Presidents Vladimir Putin and Tayyip Erdogan inaugurated the project at a ceremony in Istanbul also attended by Bulgarian Prime Minister Boyko Borissov and Serbia’s President Aleksandar Vucic.
The pipeline was a sign of “interaction and co-operation for the benefit of our people and the people of all Europe, the whole world”, Putin said at the inauguration ceremony.
Russia has already started European gas deliveries through the pipeline, gas operator Bulgartransgaz said on Sunday. The pipeline terminal is near the Turkish village of Kiyikoy, some 20km from the Bulgarian border.
Russia is also doubling the capacity of Nord Stream across the Baltic Sea to Germany as part of plans to bypass Ukraine, which is currently the main route of transit to Europe.
Relations between Moscow and Kiev have deteriorated sharply since Russia annexed Crimea in March 2014 and pro-Kremlin separatists seized a swath of eastern Ukraine.

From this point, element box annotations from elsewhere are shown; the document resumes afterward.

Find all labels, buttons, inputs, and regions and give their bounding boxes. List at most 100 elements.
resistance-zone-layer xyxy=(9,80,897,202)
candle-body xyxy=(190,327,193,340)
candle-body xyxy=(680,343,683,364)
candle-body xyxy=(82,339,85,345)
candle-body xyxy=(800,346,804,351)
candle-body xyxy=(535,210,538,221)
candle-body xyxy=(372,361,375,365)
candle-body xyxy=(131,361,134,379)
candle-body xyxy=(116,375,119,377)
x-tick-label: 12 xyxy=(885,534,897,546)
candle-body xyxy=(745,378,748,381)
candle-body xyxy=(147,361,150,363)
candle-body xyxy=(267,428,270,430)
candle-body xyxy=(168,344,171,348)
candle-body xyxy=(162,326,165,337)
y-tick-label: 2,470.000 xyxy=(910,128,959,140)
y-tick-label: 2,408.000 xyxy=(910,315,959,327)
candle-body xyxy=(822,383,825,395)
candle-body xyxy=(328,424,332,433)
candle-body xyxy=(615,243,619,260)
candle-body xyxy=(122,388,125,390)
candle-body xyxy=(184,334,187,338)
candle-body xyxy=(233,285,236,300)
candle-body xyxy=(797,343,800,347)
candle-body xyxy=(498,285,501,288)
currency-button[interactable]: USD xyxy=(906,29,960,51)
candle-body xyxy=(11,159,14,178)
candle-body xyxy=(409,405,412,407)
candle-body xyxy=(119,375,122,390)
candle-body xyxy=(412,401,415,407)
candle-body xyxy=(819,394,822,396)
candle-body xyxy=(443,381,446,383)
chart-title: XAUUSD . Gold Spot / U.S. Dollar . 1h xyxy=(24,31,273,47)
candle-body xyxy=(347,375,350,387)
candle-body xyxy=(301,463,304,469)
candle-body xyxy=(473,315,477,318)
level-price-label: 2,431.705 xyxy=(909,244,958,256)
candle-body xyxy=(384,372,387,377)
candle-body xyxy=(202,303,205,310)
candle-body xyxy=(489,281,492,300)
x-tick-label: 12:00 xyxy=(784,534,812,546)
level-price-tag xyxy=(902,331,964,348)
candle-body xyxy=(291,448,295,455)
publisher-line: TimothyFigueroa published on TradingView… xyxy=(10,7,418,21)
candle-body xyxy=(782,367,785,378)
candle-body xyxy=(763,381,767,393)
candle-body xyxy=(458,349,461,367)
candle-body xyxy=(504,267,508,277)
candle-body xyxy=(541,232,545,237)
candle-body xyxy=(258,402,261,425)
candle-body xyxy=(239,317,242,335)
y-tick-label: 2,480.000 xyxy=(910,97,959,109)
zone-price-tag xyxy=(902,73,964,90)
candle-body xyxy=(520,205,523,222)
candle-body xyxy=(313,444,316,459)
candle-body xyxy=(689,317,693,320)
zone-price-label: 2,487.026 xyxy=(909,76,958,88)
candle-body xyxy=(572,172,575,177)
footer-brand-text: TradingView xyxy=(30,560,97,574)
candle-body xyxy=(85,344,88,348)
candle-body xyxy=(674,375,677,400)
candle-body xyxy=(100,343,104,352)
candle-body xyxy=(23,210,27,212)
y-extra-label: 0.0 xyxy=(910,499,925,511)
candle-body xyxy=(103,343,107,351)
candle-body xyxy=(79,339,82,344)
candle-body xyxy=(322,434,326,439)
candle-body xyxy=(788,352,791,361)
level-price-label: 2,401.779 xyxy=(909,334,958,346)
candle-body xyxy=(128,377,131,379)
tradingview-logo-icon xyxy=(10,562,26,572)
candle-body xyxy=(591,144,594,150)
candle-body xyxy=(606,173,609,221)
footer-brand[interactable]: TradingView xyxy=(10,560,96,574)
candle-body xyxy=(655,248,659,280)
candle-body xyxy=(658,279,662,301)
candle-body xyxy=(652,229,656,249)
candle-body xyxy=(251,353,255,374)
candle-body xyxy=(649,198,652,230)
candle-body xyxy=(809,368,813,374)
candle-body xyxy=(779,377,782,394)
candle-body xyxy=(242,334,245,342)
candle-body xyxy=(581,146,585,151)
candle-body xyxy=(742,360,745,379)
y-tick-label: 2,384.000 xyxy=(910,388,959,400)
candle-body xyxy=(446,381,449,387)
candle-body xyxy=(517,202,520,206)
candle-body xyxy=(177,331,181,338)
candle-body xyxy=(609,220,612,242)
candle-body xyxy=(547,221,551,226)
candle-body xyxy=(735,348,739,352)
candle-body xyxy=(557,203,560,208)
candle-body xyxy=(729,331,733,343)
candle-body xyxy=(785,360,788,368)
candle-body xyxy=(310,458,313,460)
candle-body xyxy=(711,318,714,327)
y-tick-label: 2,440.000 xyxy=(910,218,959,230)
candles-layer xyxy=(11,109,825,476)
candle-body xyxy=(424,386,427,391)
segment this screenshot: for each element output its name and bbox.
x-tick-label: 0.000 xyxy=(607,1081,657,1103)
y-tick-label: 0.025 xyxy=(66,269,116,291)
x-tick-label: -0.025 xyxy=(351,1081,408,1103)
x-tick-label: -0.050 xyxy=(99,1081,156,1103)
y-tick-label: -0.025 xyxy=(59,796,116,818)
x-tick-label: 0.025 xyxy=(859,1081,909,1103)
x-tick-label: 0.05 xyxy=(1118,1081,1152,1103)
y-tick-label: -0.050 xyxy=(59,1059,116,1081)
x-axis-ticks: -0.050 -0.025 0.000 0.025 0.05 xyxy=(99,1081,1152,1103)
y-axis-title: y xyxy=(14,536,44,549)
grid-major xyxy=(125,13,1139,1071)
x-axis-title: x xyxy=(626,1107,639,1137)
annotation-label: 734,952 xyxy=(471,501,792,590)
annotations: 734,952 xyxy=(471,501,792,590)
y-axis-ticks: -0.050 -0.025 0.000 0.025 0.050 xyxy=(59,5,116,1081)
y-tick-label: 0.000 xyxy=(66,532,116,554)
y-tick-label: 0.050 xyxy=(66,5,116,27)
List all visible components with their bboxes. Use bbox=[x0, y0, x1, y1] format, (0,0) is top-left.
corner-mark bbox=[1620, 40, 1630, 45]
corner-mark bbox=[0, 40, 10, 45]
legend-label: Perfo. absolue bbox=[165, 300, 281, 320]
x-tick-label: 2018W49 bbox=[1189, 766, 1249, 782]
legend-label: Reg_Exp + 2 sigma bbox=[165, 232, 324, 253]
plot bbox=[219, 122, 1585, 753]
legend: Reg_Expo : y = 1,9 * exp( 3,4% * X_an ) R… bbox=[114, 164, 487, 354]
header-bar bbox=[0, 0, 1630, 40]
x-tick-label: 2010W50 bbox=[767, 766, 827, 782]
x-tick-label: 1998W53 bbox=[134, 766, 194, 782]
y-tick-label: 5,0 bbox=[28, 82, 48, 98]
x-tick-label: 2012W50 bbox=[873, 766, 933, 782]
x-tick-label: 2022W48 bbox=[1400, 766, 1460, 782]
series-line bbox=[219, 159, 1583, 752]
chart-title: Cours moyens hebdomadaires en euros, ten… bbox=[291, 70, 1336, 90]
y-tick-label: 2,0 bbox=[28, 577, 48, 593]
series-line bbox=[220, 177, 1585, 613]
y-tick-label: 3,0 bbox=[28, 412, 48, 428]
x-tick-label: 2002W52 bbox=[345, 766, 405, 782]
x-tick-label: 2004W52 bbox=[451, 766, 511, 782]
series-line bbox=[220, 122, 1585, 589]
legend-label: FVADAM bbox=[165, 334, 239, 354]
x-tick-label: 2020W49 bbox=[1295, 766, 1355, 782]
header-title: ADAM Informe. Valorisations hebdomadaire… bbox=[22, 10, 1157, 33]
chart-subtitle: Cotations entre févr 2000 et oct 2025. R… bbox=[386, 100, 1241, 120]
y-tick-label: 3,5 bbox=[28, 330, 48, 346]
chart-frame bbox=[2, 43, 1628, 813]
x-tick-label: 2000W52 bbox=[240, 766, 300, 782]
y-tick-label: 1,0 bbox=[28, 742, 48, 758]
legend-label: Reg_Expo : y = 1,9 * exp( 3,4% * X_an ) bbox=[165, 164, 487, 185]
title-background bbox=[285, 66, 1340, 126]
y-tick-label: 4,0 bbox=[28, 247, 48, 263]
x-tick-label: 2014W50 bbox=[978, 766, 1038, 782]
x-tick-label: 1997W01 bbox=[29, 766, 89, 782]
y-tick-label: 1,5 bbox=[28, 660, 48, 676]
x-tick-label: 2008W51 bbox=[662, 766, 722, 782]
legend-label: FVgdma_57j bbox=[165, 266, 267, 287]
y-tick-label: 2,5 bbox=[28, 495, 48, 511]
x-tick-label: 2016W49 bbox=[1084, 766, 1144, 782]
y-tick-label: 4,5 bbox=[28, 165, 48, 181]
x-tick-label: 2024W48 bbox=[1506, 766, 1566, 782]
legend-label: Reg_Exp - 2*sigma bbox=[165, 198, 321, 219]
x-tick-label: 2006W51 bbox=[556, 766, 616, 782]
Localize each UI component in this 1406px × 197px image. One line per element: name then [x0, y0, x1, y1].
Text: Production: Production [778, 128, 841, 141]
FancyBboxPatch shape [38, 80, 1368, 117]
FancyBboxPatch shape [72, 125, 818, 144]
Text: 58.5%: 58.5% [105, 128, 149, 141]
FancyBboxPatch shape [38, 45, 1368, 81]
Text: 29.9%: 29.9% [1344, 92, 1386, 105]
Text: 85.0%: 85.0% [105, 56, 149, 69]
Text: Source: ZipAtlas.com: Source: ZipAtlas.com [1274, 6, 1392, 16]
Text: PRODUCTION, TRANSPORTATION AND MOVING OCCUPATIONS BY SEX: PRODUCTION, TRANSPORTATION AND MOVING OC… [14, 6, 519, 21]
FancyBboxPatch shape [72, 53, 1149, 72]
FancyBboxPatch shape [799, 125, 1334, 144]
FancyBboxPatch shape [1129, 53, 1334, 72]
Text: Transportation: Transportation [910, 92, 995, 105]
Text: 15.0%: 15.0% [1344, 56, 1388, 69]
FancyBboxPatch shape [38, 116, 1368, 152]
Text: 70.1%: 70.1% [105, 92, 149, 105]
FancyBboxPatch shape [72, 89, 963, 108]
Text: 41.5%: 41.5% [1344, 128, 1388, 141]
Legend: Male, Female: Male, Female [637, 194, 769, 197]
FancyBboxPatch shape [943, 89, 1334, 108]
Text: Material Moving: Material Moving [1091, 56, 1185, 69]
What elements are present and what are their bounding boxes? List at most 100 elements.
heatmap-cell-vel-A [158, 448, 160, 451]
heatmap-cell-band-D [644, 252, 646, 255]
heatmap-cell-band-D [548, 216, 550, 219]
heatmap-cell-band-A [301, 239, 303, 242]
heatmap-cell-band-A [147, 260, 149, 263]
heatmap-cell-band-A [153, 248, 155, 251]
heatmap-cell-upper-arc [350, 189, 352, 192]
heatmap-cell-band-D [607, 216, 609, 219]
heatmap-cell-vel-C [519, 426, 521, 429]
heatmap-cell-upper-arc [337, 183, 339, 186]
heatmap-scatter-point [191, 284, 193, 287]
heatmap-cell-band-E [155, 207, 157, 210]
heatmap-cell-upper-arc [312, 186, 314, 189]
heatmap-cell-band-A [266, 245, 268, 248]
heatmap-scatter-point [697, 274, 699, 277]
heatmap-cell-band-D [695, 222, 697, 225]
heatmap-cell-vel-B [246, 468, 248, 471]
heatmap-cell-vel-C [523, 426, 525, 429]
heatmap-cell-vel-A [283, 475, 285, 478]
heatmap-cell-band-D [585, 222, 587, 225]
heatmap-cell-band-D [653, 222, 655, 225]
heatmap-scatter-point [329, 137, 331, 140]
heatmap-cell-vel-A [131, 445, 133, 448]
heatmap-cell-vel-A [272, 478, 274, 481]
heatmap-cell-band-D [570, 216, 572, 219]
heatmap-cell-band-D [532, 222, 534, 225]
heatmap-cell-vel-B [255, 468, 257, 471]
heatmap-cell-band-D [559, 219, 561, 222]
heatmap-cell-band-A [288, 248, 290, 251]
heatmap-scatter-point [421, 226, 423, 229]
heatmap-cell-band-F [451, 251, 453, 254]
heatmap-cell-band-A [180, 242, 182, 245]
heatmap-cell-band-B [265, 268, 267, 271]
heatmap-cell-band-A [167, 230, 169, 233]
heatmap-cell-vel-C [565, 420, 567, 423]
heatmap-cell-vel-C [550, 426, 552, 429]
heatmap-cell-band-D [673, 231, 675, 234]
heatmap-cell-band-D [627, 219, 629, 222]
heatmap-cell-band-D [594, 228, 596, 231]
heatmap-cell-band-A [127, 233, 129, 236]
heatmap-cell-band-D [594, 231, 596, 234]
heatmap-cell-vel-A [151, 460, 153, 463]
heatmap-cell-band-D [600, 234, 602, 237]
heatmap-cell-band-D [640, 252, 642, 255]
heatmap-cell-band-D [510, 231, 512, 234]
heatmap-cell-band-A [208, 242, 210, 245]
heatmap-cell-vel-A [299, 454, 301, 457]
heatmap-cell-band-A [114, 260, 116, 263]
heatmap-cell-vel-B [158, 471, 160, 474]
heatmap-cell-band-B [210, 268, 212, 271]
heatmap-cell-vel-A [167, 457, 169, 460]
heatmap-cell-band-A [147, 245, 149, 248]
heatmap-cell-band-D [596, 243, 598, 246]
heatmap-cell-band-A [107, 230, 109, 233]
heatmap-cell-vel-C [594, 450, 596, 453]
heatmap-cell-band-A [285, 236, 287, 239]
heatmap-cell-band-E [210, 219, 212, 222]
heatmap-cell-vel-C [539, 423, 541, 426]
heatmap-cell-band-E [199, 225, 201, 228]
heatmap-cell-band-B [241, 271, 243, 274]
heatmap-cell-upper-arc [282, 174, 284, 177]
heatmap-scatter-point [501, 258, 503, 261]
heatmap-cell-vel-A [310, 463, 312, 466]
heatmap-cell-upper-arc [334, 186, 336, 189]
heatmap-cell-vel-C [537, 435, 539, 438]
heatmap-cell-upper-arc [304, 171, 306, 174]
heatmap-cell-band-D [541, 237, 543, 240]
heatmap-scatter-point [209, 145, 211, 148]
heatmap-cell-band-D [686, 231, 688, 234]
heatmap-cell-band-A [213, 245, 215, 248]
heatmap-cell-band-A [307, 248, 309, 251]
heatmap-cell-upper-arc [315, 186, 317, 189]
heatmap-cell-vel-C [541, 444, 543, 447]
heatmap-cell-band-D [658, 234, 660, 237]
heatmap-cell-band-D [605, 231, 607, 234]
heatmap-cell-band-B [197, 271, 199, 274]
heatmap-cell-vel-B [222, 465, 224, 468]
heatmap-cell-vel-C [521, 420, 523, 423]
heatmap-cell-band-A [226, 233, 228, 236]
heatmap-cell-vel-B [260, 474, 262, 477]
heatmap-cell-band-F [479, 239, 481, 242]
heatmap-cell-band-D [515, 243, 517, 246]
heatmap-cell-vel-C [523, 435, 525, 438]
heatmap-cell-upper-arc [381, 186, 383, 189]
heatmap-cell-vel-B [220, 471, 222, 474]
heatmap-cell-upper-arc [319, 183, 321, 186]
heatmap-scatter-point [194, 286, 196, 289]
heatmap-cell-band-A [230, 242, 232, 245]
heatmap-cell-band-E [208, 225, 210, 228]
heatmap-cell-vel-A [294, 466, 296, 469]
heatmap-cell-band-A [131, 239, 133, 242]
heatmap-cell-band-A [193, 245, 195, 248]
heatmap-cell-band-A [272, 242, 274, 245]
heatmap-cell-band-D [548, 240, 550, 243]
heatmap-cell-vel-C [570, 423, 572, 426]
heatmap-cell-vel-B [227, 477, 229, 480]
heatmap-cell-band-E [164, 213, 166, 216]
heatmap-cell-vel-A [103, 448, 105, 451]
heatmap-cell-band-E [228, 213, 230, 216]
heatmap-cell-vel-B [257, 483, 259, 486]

Ukraine halted its own direct imports of Russian gas in November 2015.
Last month, the US Senate approved a defence bill imposing sanctions related to both TurkStream and Nord Stream 2, as part of measures designed “to deter Russian aggression”.
Russian gas producer Gazprom will ship about three billion cubic metres (bcm) of gas per year to Bulgaria via TurkStream, replacing a route that formerly passed through Ukraine and Romania.
Gazprom shipped about 3bcm to Greece and about 500,000mcm to North Macedonia via that route last year. Russia is building TurkStream in two pipelines, each with an annual capacity of 15.75bcm.
The first pipeline will supply Turkey and the second will extend from Bulgaria to Serbia and Hungary. Bulgaria hopes to be able to make shipments to Serbia by May and build the whole section by year-end.
While Russia and Ukraine at the end of last year signed a five-year agreement on gas transit to Europe, volumes are set to fall from 65bcm in 2020 to 40bcm annually from 2021 to 2024.